A 1.5 per cent fall in like-for-like sales in the third trading quarter following a 0.5 per cent dip in the first half was never going to impress.
The group’s main problem is that it is trying to mend loose roof tiles in high winds. The middle ground of food retailing, Tesco’s traditional hunting ground, is being attacked from above and below.
Sainsbury’s, the only big grocer growing market share, Waitrose and Marks & Spencer are formidable operators at the upper end, their names still carrying a cachet which the perceived utilitarian brand Tesco lacks.
And at the value end of the food chain, where Tesco has been traditionally resilient, there are strong challenges from arch-rival Asda and discount operators like Aldi and Lidl.
Grasping the trolley, Clarke has withdrawn from his predecessor Sir Terry Leahy’s ill-starred expansion in the United States. But the company is still suffering pockets of poor overseas trading, most notably in Thailand and the Republic of Ireland.

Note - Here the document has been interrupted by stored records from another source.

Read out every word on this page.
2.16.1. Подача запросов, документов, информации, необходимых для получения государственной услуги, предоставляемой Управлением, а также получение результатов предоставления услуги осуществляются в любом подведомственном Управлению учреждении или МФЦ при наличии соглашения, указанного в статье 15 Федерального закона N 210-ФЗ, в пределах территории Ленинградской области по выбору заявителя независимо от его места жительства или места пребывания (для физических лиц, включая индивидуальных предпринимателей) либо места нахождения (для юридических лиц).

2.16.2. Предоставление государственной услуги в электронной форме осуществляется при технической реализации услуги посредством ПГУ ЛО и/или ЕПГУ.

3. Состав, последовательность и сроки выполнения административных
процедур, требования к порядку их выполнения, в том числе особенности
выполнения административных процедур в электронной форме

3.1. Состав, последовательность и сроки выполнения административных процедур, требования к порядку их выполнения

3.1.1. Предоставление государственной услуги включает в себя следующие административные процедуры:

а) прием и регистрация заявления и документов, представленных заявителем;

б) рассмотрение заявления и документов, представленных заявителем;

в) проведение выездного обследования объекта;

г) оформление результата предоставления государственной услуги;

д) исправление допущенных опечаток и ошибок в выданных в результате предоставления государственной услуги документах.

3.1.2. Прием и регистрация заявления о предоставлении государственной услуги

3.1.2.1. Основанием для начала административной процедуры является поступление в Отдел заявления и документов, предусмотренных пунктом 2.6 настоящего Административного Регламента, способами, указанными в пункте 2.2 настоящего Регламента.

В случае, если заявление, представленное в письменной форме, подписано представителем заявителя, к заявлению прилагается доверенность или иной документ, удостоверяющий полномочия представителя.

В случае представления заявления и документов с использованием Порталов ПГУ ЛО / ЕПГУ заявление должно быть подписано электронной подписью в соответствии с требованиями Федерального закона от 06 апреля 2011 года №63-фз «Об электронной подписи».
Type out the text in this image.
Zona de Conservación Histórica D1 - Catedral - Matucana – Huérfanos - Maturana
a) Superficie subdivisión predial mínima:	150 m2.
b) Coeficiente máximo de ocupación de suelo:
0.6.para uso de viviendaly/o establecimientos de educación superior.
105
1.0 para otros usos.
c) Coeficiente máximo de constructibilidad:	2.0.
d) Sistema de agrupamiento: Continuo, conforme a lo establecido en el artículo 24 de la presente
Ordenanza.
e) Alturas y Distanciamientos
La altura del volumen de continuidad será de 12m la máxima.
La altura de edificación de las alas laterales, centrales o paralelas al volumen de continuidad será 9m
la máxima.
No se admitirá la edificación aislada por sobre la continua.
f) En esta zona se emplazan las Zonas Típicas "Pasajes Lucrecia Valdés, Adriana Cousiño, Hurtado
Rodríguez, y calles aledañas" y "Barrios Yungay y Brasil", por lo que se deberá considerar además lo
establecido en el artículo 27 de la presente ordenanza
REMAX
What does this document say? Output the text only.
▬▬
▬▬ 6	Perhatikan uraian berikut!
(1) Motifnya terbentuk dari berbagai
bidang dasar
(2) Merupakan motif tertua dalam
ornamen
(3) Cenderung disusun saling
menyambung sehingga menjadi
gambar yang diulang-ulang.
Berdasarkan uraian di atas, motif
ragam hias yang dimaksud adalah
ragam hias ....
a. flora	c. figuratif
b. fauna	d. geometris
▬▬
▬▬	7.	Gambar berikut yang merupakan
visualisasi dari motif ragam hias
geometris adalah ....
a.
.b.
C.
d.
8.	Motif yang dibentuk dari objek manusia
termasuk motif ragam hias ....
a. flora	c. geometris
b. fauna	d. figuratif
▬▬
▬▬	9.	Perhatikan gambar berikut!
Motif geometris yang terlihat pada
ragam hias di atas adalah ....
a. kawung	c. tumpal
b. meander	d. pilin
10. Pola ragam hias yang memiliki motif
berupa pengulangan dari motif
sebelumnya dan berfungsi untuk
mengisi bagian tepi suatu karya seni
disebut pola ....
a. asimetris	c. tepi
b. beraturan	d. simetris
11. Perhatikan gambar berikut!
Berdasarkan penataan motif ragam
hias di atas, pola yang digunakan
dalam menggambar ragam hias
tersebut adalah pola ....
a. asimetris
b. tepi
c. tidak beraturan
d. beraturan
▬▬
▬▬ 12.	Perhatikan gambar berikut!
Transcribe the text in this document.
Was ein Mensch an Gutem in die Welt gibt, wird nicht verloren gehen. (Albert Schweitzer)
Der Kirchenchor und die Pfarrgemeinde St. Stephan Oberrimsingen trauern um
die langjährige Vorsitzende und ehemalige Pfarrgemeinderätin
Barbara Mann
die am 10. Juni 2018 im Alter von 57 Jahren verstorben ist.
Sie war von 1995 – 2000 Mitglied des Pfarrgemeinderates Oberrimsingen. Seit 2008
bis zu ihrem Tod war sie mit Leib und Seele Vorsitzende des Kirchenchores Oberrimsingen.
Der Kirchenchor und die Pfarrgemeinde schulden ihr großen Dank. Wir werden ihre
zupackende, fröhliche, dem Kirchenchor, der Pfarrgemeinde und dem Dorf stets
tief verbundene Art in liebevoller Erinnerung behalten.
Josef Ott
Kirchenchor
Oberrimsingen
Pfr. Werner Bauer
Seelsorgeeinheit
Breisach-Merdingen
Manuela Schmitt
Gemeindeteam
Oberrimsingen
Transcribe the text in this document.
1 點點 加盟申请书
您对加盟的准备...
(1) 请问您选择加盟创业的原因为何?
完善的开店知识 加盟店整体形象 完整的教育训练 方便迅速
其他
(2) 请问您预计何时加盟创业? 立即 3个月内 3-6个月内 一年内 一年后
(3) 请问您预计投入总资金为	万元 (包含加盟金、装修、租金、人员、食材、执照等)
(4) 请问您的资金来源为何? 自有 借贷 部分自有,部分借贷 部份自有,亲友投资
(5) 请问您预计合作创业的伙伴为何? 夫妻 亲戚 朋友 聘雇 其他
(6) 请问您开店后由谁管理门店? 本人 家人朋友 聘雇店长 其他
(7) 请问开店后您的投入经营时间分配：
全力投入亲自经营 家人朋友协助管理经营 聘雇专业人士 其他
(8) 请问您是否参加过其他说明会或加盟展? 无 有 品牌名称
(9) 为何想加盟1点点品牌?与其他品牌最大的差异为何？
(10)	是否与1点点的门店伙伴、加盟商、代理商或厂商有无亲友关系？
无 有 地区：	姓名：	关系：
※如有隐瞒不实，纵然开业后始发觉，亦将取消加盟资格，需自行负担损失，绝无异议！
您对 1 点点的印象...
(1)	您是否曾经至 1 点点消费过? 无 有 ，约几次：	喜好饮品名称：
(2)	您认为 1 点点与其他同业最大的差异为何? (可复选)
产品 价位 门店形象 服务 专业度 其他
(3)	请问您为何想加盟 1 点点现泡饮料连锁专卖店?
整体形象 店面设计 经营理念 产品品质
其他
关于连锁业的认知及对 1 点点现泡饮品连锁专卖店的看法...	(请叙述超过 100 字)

There are positives. The group’s extensive refurbishment of its stores, allied to significant shopfloor staff recruitment, continues at a decent clip.
The mini-me Tesco Express operation and online are both doing well. Cautious consumer headwinds in Poland and Turkey have eased.
And in these days of low interest rates, Tesco’s shares’ underperformance of the FTSE 100 this year – 6 per cent growth against 11 per cent – means the dividend yield on the stock of 4.3 per cent is not at all unattractive.
But the basic problem for Clarke remains that he is not only having to correct some mis-steps of previous management, but also simulatenously adjusting to systemic changes in the way people shop.
It is a long haul, and might we – eventually – have a Tesco with a much reduced overseas reach, a stabilised but relatively stagnant UK big-store performance, and dependent on its convenience stores and online for future growth?
Well, that’s at least one less problem to face
ROYAL Bank of Scotland will be relieved to reach agreement with the European Commission on its part in Yen Libor and Euribor manipulation as part of a wider settlement involving eight international banks, including Barclays.
It is not so much the fines for RBS totalling €391 million (£325m). The bank has already made provisions to cover them.
Rather, it is that RBS is fire-fighting on several fronts concurrently, from admissions on Libor rigging that it had poor systems and controls, to acknowledgements that its IT investment for decades has not been up to scratch.
Anything that draws a line under a problem is therefore welcome.